UN'ESPERIENZA DELLA COSCIENZA COSMICA


Paramahansa Yogananda dopo essersi allontanato per un periodo dall'eremitaggio del suo guru Sri Yukteswar, ed essersi presentato a un altro guru chiedendo di fargli vivere l'esperienza mistica, ma con una nuova negazione, si ritrova come di consueto meditare in presenza del suo guru, il quale nota in Yogananda il disturbo dei pensieri che non consentono una felice meditazione. Il guru lo interrompe ed esaudisce il suo desiderio.


Un'esperienza della coscienza cosmica

"Con la mano mi diede un lieve colpetto sul cuore.
Il mio corpo divenne immobile, radicato al suolo; come se un gigante magnete mi avesse risucchiato l'aria dai polmoni, non respiravo più. L'anima e la mente scolsero all'istante i loro legami con il corpo e si riversarono all'esterno di ogni suo poro, come sottili e fluidi raggi di luce. Il corpo era come morto, eppure avevo la profonda consapevolezza di non essere mai completamente vivo prima di allora. Sentivo che la mia identità non era più circoscritta negli angusti limiti del corpo, ma si estendeva a comprendere gli atomi circostanti. Le persone nelle strade lontane sembravano muoversi dolcemente agli estremi confini del mio essere. Vedevo le radici delle piante degli alberi apparire dal terreno, divenuto semitrasparente, e potevo scorgere la linfa che fluiva all'interno.

Tutto ciò che avevo intorno mi appariva senza veli. Il mio abituale campo visivo frontale si era mutato in una vasta visuale sferica, che mi permetteva di percepire simultaneamente ogni cosa. Con la parte posteriore del capo, vedevo alcune persone che passeggiavano in Rai Ghat Lane e notavi anche una mucca bianca che si avvicinava lentamente. Quando giunse dinanzi al cancello aperto dell'ashram, la osservai come avrei potuto fare con i miei occhi fisici; ma anche quando passò dietro il muro di mattoni del cortile, continuai a vederla chiaramente.

Tutti gli oggetti compresi nel raggio della mia visuale panoramica palpitavano e vibravano come fossero rapide immagini su  uno schermo cinematografico. Il mio corpo, quello del maestro, il cortile con i suoi pilastri, i mobili e il pavimento, gli alberi e i raggi del sole, di quando in quando si agitavano convulsamente finché tutto si fondeva in un mare luminoso, così come avviene per i cristalli di zucchero che, immersi in un bicchiere d'acqua, si sciolgono quando vengono mescolati.

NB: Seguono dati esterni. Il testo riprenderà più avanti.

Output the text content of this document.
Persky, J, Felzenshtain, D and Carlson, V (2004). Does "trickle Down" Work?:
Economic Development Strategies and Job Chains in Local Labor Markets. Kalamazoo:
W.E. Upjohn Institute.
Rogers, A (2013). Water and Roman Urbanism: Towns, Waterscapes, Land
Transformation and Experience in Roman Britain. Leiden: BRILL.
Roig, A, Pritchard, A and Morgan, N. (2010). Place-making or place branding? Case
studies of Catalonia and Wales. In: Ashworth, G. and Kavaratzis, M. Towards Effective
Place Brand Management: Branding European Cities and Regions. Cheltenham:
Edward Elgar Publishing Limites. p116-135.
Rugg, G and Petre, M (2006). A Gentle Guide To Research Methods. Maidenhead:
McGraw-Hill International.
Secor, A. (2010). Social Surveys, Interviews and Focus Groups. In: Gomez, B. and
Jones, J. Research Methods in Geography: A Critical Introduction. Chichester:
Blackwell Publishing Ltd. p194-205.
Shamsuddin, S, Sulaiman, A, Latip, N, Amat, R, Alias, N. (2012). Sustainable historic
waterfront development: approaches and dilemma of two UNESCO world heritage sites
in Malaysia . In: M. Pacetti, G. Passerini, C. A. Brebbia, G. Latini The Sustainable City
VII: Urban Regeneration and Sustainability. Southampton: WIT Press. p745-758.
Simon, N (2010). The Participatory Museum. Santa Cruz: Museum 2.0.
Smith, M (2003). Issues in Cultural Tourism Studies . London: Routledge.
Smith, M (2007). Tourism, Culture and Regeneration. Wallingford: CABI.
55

La luce unificatrice si alternava al materializzarsi delle forme, e queste metamorfosi rivelavano la legge di causa ed effetto che agisce nella creazione.

Sulle placide infinite sponde della mia anima irruppe un oceano di gioia. Compresi che lo spirito di Dio è beatitudine inesauribile, che il suo corpo è intessuto di un infinità di raggi di luce. Dentro di me un meraviglioso, crescente splendore cominciò ad avviluppare le città, i continenti, la terra, il sistema solare e i sistemi stellari, le evanescenti nebulose e i fluttuanti universi. Il cosmo intero, soffuso di una dolce luminosità, come una città vista in lontananza di notte, riluceva nell'infinità del mio essere. La luce abbagliante, che splendeva oltre i contorni nitidamente delineati di questo sferico panorama, si si attenuava leggermente ai margini estremi, dove potevo scorgere una calda luminosità, sempre immutata. Era indescrivibilemente diafana, mentre le immagini dei pianeti erano composte da una luce più densa.
I raggi divini emanavano da una sorgente eterna che divampava in galassie, trasfigurate da aure ineffabili. Vedevo i raggi creativi condensarsi senza posa nelle costellazioni e poi mutarsi in diafane lingue di fuoco. Con un ritmo alterno, miriadi di mondi si trasformavano in eterea luminosità, e alla fine il fuoco divenne firmamento.

Mi resi conto che il centro dell'empireo era un punto di percezione intuitiva del mio cuore. Uno splendore diffuso scaturito dall'intimo del mio essere s'irradiava in ogni parte della struttura dell'universo. La divina amrita, nettare dell'immortalità, palpitava in me, fluida come l'argento vivo. Udii la voce creativa di Dio risuonare nell'Aum, la vibrazione del motore cosmico.

Improvvisamente il respiro tornò nei miei polmoni. Con una delusione quasi insostenibile, compresi di aver perduto la mia immensità senza fine. Ero di nuovo rinchiuso nell'umiliante gabbia di un corpo, alquanto inadatta ad accogliere lo Spirito."